»» resenha publicada originalmente no Vórtex Cultural, em 22/12/2013 ««

A obediente Gerti é casada com Hermann, diretor de uma fábrica de papel que usa a mulher para satisfazer sua tantalizante obsessão sexual. O filho do casal, ainda uma criança, testemunha com curiosidade perversa os abusos sofridos pela mãe. Está também sob o jugo controlador do pai, por quem é tratado como presa, e revida ao mundo com violência, saboreando a inveja das crianças pobres do bairro.
(fonte: primeira orelha do livro)

Desejo, escrito por Elfriede Jelinek, deu à autora o Nobel de Literatura de 2004. Autora de A pianista – que virou filme pelas mãos de Michael Haneke – ganhou todas as premiações mais importantes de literatura em idioma alemão. Este é o segundo romance da autora publicado no Brasil.

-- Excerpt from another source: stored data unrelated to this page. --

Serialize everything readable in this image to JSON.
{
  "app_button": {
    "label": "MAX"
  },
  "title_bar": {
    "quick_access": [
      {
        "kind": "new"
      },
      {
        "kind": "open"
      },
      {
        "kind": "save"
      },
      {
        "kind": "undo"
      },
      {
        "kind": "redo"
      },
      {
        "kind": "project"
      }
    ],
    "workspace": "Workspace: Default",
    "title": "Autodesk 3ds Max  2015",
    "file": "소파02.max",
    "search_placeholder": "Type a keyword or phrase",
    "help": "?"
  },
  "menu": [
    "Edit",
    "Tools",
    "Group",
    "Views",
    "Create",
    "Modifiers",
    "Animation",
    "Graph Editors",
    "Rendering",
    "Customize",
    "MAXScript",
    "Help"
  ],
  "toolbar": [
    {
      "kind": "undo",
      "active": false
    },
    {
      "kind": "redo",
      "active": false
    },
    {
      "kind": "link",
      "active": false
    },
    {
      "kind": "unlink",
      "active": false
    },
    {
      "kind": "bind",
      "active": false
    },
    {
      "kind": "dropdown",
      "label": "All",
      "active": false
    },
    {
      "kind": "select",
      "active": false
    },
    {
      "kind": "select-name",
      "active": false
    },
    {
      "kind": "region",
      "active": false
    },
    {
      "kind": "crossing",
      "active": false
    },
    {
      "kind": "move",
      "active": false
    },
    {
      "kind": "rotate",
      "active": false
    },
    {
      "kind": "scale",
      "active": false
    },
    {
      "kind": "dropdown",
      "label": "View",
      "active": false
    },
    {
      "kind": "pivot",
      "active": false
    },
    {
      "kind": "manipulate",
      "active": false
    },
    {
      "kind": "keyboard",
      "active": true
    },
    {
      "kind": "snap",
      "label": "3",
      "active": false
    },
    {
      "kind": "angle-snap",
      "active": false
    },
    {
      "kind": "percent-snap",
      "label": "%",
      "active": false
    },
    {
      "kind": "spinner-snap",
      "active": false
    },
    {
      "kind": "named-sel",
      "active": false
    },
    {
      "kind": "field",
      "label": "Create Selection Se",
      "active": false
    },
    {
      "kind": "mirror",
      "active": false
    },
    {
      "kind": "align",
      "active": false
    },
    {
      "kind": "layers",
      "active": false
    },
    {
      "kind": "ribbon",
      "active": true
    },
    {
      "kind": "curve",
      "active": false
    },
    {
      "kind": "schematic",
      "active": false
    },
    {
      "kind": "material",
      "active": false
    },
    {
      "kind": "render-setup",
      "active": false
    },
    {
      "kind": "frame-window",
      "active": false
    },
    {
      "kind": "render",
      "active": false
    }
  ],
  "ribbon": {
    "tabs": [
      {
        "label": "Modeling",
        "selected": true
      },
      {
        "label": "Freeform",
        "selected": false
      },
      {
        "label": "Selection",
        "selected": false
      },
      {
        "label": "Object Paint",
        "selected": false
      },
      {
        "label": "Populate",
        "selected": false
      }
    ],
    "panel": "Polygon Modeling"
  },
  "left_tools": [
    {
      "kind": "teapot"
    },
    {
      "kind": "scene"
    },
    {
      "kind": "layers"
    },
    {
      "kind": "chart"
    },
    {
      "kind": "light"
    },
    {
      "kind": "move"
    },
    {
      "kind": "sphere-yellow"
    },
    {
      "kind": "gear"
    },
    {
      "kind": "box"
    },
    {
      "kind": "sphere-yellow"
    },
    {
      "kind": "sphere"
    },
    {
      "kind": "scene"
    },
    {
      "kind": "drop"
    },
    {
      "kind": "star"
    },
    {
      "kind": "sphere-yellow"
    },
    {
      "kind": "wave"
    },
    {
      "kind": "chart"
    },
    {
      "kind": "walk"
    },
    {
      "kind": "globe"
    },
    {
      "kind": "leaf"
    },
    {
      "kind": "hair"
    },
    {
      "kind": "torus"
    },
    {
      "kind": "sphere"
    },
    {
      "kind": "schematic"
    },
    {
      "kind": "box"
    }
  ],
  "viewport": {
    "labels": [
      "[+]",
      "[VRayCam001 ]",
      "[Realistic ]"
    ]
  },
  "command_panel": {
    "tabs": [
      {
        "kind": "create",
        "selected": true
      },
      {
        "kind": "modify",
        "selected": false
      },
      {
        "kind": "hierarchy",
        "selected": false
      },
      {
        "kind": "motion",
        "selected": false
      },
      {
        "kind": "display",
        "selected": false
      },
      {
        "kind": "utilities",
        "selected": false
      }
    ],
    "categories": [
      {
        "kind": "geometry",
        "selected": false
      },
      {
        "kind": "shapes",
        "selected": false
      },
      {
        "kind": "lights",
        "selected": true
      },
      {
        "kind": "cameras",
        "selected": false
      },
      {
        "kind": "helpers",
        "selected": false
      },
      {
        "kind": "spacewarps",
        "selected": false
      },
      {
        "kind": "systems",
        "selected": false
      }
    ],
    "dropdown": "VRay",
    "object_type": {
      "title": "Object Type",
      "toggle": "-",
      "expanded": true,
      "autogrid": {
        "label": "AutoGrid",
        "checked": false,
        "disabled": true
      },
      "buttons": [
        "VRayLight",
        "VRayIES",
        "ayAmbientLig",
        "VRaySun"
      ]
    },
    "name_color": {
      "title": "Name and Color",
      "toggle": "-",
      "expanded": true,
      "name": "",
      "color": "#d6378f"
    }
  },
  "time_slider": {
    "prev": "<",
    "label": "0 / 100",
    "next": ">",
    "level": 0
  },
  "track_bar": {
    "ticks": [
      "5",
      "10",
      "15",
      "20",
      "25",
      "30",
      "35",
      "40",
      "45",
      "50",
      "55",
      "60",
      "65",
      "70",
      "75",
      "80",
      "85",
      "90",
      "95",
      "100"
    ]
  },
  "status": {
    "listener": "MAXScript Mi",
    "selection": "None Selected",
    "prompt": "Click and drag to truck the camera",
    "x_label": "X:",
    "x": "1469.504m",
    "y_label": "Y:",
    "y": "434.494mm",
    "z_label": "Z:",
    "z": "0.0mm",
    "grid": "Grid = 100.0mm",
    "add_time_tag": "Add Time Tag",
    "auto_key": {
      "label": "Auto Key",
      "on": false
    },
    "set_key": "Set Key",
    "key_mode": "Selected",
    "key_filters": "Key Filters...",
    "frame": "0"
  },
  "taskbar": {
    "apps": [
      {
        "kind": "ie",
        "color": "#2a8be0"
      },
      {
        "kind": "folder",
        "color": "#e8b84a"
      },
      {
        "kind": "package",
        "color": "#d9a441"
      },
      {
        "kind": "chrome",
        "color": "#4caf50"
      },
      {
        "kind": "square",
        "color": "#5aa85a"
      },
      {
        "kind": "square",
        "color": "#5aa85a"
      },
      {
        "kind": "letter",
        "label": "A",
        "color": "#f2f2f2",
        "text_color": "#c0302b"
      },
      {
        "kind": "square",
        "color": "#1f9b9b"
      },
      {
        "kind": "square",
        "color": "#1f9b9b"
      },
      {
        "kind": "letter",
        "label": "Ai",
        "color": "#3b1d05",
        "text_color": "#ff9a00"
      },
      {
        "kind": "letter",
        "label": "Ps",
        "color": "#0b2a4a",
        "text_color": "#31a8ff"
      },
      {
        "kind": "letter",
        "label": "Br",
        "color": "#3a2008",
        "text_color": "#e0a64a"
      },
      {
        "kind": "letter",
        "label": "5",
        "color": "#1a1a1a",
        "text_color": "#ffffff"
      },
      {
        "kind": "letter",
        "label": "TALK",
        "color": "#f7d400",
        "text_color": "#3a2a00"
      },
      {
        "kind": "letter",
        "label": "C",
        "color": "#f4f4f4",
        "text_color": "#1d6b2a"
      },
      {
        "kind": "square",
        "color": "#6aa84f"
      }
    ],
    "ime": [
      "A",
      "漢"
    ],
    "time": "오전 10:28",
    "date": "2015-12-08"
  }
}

desejo-Elfriede-Jelinek[1]

Polêmico, causou certo escândalo ao ser lançado. Há sexo em abundância, em praticamente todas as páginas. Contudo, como adequadamente afirmou a imprensa austríaca quando do lançamento do livro, o texto é antes de mais nada anti-pornográfico. Mesmo descrevendo o sexo com todos os detalhes e todas as palavras possíveis, não há absolutamente nada de erótico nessas cenas. Principalmente porque Jelinek entrelaça a elas associações entre a submissão da mulher – como gênero – e o capitalismo, dando ênfase ao consumismo desenfreado e à condição social dos operários. Quer algo menos sensual que isso?

“As mulheres, enxertadas de esperanças, vivem da lembrança; os homens, entretanto, vivem do momento, que lhes pertence e, se cuidadosamente cultivado, se deixa compor e formar um montinho de tempo, que igualmente lhes pertence.”
(p.23)

elfriede jelinek
Elfriede Jelinek
O livro estilisticamente é ainda mais difícil de “encaixar”. Trazendo para a realidade literária brasileira, a grosso modo seria possível descrever como sendo uma mistura de Guimarães Rosa – com neologismos e construções inovadoras – e Clarice Lispector – com digressões e fluxos de consciência. Parece estranho. E é mesmo. É difícil de acompanhar a princípio, enquanto a autora alterna entre sexo explícito e crítica social. E, honestamente, não há como se habituar a isso. Talvez tenha sido essa mesma a intenção da autora.

“Incômoda” talvez seja o adjetivo mais suave que se aplica a esta obra de teor degradante, implacável e violento. Tanto a forma quanto o conteúdo causam um desconforto durante a leitura, que demora a se dissipar mesmo depois de chegar ao fim do livro. Em alguns trechos, é insuportável acompanhar a narrativa, ver o modo como Gerti é subjugada e humilhada pelo marido, sua tentativa de fuga da realidade abrigando-se na bebida alcoólica, a perversão do filho, um pequeno voyeur que se delicia observando a situação. Desconcertante.